In February 2018, the Belgian tax authorities will initiate a new wave of several hundred transfer pricing audits. The selection, approach, and criteria used to conduct an audit will continue to be based on risk profiling and datamining (based on criteria such as volatility of turnover/profit, loss making activities, high debt ratios, etc.). It is expected that the selection process will change starting next year, when the Belgian tax authorities will have access to additional information such as country-by-country reporting data, the “master” file and the “local” file/specific Belgian Local Form.
The Belgian tax authorities have made significant investments in additional manpower as well as enhanced processes to handle more effectively and efficiently the information received in collaboration with other tax departments. In this regard, the specialised Transfer Pricing Unit will be hiring 15 additional personnel, thus raising the headcount of the central department to over 40 full time equivalents (FTEs).
Furthermore, the Transfer Pricing Unit has enhanced its cooperation with the Large Companies Department. Over 200 field inspectors of the Large Companies Department received intensive training from the Transfer Pricing Unit, specifically focused on new international tax developments, primarily with respect to transfer pricing, as well as audit techniques to identify transfer pricing risks. The Large Companies Department will dedicate a significant number of FTEs to focus on transfer pricing and certain other international tax issues as part of its regular investigations. These teams will be assisted by the Transfer Pricing Unit for technical support.

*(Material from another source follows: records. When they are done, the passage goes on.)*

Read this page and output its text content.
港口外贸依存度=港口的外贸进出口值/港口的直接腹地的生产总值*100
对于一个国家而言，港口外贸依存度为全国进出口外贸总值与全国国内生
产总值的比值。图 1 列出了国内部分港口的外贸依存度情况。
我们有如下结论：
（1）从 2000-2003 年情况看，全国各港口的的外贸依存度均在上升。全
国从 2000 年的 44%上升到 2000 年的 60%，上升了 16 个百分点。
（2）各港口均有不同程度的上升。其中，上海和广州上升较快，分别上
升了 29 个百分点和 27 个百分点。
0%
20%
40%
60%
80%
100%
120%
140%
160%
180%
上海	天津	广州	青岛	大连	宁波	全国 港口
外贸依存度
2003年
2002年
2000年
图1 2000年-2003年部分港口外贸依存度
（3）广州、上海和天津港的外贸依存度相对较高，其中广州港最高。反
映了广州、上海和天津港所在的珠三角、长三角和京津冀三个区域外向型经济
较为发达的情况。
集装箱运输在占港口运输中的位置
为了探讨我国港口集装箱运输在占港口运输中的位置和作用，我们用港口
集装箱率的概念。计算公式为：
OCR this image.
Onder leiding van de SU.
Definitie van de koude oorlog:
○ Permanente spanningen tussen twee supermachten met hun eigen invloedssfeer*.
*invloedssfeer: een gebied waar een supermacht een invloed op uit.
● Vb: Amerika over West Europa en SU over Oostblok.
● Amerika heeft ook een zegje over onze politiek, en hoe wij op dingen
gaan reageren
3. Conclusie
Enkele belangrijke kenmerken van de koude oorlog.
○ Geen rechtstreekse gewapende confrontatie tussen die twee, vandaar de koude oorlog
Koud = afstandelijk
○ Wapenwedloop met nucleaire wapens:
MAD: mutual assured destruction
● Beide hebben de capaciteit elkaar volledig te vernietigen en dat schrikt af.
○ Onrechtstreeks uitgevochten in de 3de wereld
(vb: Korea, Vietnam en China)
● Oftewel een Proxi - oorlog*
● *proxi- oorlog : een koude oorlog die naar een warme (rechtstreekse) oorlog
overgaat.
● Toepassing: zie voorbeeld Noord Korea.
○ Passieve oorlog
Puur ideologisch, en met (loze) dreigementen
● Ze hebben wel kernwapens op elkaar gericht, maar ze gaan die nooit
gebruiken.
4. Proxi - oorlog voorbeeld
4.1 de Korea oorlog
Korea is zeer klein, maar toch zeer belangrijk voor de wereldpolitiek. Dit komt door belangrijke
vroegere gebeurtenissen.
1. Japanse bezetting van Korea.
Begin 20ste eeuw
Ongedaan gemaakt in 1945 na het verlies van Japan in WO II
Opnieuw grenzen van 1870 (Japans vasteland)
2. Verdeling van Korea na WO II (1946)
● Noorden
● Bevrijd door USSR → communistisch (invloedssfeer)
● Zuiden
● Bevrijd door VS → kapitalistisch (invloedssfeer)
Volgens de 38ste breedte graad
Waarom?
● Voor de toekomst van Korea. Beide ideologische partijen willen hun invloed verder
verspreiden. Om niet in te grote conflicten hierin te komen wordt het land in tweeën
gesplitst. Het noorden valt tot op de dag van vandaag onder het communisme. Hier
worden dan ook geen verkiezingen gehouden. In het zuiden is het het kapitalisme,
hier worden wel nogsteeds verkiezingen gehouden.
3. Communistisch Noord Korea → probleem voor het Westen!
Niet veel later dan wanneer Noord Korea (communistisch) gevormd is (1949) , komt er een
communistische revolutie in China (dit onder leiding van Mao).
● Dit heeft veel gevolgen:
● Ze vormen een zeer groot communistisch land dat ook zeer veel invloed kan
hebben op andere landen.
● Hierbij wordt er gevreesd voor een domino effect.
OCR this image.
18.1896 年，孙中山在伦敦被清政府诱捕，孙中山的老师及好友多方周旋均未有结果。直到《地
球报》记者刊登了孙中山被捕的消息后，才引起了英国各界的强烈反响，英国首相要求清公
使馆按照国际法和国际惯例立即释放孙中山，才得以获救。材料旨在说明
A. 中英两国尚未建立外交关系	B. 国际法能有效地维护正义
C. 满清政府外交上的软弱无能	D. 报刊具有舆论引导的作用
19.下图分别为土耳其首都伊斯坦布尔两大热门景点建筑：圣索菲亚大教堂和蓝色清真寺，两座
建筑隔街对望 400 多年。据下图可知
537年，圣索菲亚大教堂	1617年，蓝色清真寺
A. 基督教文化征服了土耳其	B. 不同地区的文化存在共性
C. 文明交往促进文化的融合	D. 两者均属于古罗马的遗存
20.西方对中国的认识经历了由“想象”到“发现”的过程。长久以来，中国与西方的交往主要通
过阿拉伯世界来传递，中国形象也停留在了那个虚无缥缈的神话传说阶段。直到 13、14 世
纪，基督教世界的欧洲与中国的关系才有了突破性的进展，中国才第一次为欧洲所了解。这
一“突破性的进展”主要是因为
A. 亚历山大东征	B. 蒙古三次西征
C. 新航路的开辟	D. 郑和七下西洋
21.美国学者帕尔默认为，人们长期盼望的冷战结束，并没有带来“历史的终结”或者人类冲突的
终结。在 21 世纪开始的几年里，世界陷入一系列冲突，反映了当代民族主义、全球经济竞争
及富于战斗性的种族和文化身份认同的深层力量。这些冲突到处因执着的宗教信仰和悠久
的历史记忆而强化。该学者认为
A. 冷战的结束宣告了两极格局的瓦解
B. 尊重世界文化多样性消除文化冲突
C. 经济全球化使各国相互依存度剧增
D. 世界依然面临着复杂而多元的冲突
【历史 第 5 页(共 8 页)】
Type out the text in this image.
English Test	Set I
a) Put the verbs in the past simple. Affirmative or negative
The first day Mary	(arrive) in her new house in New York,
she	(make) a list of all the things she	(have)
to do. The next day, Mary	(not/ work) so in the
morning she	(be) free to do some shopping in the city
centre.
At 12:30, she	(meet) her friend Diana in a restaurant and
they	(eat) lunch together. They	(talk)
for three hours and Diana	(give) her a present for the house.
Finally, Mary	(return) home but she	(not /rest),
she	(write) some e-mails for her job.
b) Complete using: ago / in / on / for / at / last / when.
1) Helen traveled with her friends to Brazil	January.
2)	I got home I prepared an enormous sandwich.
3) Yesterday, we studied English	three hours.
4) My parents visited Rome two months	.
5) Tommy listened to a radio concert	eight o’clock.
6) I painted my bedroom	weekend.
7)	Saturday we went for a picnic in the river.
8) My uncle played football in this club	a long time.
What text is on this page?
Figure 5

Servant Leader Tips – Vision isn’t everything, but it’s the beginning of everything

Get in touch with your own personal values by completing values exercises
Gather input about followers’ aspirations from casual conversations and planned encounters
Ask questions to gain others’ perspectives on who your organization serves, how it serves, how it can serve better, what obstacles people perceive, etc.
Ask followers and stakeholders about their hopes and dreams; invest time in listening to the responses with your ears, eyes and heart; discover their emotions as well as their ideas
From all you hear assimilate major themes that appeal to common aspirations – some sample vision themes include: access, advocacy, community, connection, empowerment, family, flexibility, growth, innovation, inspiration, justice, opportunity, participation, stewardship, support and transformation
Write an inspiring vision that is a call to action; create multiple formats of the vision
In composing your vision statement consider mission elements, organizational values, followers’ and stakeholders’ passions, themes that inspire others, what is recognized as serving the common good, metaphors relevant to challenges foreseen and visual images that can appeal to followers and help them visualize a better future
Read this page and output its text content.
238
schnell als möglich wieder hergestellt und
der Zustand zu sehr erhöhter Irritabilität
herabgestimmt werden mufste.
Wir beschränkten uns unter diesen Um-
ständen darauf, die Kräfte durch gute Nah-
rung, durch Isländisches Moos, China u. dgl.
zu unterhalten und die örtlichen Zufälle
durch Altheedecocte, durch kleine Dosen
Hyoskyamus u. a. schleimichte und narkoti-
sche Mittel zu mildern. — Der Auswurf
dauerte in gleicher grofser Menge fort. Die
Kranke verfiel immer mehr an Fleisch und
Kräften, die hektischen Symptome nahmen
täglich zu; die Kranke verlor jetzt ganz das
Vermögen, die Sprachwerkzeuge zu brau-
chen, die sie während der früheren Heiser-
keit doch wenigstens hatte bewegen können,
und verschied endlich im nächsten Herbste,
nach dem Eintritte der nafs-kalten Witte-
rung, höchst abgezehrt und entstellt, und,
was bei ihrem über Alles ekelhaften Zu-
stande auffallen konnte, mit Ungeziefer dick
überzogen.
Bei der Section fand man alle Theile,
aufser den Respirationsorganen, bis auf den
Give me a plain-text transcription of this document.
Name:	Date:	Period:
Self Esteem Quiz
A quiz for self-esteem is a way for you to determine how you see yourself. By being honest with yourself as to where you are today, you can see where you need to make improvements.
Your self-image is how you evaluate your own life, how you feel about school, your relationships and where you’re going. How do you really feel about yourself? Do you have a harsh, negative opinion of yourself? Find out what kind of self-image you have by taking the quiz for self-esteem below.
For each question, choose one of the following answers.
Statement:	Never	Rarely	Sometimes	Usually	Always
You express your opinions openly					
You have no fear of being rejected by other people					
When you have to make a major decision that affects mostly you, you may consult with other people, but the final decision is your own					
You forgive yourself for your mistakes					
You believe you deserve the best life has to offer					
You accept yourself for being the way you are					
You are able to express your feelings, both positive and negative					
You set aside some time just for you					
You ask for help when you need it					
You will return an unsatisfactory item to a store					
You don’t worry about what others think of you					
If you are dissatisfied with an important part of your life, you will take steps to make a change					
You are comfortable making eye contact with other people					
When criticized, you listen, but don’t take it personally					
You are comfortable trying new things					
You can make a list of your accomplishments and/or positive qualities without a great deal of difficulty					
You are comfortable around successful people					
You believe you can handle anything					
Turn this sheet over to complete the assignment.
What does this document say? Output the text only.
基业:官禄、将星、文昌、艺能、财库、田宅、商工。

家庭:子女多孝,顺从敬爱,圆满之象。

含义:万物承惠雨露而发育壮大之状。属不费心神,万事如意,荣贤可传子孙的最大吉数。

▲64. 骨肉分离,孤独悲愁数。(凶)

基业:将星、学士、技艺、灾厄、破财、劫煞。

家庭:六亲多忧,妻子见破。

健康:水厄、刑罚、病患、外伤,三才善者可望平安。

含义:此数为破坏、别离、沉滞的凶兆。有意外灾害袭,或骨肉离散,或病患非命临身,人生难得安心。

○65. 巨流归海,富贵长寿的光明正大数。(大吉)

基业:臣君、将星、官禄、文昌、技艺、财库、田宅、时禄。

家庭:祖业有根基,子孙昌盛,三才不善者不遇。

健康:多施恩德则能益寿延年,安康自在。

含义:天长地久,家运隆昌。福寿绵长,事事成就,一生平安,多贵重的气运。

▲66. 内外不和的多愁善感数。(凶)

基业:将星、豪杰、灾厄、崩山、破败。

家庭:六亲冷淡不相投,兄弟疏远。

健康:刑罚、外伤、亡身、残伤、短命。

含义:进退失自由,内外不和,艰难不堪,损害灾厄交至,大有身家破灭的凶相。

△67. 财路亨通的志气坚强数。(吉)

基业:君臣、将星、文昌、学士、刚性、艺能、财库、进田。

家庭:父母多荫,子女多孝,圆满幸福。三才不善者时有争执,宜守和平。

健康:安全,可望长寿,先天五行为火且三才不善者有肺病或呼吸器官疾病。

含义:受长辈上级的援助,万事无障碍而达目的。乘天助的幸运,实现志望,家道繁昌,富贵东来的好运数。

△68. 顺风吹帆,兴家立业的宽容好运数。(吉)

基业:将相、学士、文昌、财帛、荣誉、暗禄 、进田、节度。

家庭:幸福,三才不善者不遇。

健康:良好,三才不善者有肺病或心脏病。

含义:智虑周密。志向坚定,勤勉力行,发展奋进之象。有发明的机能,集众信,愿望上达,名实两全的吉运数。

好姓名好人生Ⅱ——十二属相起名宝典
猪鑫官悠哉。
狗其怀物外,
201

The Transfer Pricing Unit will also cooperate more closely with the Special Tax Inspectorate (referred to as the BBI/ISI). The Transfer Pricing Unit and the BBI/ISI have concluded a protocol under which the BBI/ISI may involve specialists from the Transfer Pricing Unit when presented with transfer pricing issues during inspections – resulting in real time exchange of best practices and audit techniques. And while the Belgian tax authorities have not initiated a significant number of joint/multilateral audits compared to other countries thus far, they will increasingly engage in joint/multilateral transfer pricing audits.
The expected focus areas for the new wave of transfer pricing audits are inspired by recent international tax developments, including the revised OECD transfer pricing guidelines following the BEPS project. These areas include, but are not limited to hybrid mismatches, exit taxation, anti-abuse regulations, artificial avoidance of permanent establishments, and base erosion involving interest deduction. Specific to transfer pricing audits, the Belgian tax authorities have indicated that more scrutiny will be paid to intangibles, financing, procurement, and (captive) re-insurance.